Quickstart

PyStream is a viewer for EPICS PVAccess NTNDArray image streams, with TIFF recording, flat-field correction, and a plugin pipeline.

Install

conda create -n pystream python=3.10 numpy pyqt -c conda-forge
conda activate pystream
pip install pvapy pyqtgraph Pillow
conda install h5py

git clone https://github.com/mittoalb/pystream.git
cd pystream
pip install -e .

If Qt can’t find the xcb plugin, point QT_QPA_PLATFORM_PLUGIN_PATH at your conda env’s plugins/platforms.

Run

pystream --pv YOUR:NTNDARRAY:PV

Common flags: --max-fps, --display-bin, --proc-config, --no-plugins, --log-level, --log-file. See pystream --help.

What’s in the UI

  • Top toolbar: Reset View, Beamlines toggle, HDF5 Viewer.

  • Beamlines bar: appears when toggled; lists tools from the active beamline (see Beamlines).

  • Side panel: crosshair, ROI, ellipse, line profile, scale bar, metrics, console — see Plugins.

  • Recording: Browse to pick an output dir, set a filename prefix, click ⏺ Record. Frames go to RAM and are written as TIFFs by a background writer pool; click again to stop.

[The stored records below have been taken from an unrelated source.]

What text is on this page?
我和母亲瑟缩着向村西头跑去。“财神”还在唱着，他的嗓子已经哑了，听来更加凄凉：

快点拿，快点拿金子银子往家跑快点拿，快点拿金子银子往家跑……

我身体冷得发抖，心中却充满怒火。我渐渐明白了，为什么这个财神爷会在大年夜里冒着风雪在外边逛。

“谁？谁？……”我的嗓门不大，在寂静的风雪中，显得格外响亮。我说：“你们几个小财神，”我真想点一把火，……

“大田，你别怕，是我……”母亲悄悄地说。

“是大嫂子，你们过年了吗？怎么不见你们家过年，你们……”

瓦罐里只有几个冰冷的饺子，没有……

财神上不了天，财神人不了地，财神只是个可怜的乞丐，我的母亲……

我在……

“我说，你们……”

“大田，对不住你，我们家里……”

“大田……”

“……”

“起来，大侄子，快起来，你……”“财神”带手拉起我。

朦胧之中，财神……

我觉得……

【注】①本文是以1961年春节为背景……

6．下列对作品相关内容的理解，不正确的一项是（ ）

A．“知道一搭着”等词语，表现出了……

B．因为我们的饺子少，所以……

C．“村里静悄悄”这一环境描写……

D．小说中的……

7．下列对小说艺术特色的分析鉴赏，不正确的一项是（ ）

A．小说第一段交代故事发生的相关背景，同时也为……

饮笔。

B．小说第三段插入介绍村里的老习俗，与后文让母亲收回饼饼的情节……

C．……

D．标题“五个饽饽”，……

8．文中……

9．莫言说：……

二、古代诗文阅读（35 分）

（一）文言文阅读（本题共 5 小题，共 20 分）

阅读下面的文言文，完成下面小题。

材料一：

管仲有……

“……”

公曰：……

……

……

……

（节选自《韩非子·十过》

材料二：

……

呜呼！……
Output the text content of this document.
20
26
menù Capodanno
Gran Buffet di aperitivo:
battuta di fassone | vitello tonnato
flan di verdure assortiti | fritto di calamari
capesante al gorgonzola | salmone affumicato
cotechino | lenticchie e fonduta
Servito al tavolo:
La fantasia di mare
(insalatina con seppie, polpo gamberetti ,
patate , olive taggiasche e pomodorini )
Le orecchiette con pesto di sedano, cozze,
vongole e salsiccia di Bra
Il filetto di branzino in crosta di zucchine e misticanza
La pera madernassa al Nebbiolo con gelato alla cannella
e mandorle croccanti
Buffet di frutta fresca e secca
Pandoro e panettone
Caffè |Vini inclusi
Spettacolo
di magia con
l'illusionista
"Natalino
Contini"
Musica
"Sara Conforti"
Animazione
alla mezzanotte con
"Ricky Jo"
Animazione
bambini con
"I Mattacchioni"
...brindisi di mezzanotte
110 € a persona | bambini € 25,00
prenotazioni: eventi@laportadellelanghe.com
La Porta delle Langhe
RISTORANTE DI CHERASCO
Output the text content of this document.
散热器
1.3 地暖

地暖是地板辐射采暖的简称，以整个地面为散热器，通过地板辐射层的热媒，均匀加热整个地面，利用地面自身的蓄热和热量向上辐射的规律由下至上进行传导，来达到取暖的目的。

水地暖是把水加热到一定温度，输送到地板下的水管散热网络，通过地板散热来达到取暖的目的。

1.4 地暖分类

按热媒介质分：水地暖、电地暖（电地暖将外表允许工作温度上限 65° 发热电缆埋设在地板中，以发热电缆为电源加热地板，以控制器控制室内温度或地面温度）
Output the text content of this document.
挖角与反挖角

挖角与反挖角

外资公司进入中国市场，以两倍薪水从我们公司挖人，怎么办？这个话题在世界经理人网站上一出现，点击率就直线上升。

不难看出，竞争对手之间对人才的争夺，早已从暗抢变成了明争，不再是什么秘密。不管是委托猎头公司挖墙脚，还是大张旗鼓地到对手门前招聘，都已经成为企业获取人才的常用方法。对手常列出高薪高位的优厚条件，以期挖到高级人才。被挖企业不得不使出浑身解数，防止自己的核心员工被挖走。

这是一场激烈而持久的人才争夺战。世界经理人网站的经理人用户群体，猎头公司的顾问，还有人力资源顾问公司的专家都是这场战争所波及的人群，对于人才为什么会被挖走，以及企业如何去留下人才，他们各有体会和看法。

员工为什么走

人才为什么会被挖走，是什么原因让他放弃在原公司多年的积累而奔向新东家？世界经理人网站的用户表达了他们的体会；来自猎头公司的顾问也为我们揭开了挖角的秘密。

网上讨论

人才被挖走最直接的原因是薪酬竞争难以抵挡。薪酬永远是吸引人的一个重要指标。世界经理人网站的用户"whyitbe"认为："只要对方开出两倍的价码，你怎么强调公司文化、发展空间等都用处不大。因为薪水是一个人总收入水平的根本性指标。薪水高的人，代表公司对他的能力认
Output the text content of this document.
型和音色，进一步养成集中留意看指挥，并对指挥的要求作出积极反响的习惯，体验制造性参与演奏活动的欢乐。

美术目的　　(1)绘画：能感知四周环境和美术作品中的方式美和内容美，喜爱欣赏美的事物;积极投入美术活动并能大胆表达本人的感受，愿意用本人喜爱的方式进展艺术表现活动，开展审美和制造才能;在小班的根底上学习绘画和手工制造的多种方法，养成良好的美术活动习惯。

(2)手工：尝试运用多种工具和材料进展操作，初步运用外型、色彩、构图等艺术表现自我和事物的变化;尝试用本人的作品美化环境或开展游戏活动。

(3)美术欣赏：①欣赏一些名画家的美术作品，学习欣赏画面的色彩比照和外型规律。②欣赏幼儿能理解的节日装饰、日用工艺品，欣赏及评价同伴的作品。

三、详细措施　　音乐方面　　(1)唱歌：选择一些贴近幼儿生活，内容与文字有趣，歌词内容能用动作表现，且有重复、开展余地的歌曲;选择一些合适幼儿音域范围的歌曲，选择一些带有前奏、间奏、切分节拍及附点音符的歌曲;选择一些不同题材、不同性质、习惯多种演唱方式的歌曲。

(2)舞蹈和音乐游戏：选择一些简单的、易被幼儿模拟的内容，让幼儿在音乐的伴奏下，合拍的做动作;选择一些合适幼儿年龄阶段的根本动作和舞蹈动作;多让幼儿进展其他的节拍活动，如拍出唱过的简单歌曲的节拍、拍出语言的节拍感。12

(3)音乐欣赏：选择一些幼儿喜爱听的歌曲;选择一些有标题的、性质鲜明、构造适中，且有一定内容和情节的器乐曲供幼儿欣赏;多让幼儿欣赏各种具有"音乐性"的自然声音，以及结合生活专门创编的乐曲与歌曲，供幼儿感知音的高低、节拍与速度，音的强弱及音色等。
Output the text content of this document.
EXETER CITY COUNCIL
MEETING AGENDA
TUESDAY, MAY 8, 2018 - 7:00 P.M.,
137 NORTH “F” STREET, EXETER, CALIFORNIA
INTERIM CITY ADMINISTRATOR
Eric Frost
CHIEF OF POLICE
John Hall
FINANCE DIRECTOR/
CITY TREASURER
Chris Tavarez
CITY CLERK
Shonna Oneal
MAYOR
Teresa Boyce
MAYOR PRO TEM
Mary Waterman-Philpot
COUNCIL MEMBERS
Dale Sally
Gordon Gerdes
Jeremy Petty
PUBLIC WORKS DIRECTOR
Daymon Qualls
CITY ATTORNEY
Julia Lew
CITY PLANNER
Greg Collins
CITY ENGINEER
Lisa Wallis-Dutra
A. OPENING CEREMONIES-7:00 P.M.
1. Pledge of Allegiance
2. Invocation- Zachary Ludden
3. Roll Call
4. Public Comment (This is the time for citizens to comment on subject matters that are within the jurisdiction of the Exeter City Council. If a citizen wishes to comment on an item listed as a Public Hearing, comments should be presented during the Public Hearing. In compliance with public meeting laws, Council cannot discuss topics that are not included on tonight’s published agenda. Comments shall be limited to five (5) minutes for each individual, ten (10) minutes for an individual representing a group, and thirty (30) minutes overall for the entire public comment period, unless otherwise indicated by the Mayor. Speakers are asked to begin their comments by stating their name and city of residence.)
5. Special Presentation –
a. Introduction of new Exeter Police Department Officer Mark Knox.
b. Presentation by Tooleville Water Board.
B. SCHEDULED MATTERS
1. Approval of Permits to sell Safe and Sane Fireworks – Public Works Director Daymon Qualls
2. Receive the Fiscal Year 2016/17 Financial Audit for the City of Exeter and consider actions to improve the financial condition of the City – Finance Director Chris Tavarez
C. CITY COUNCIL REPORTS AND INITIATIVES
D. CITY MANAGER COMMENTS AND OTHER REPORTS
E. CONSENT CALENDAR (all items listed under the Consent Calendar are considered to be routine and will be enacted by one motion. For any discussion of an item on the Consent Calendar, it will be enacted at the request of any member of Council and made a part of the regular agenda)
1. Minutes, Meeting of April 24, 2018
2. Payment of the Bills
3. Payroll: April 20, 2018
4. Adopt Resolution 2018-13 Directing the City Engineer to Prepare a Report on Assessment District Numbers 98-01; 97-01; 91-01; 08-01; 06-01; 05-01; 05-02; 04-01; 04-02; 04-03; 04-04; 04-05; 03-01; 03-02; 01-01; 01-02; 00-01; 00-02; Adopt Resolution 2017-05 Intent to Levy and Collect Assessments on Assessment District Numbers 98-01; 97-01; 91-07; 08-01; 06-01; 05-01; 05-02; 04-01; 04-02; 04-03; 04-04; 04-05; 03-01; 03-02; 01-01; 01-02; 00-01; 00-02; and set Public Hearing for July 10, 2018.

  • Flat field: Capture to store the current frame, Apply Flat to toggle I_norm = (I_raw / I_flat) * mean(I_flat).

Plugin pipeline

Each frame can be processed by an ordered chain of plugins declared in pipelines/processors.json:

{
  "processors": [
    {"name": "MyFilter", "module": "processors.myfilter",
     "class": "MyFilter", "kwargs": {"param": 1.0}}
  ]
}

A processor is any class with an apply(img, meta) -> img method:

class MyFilter:
    def __init__(self, **kwargs):
        self.param = kwargs.get("param", 1.0)

    def apply(self, img, meta):
        return img * self.param

Drop the file under processors/ and reference it from the JSON.

Config

Viewer state (last PV, etc.) lives in ~/.pystream/viewer_config.json. Beamline plugin settings live in ~/.pystream/bl32ID_settings.json.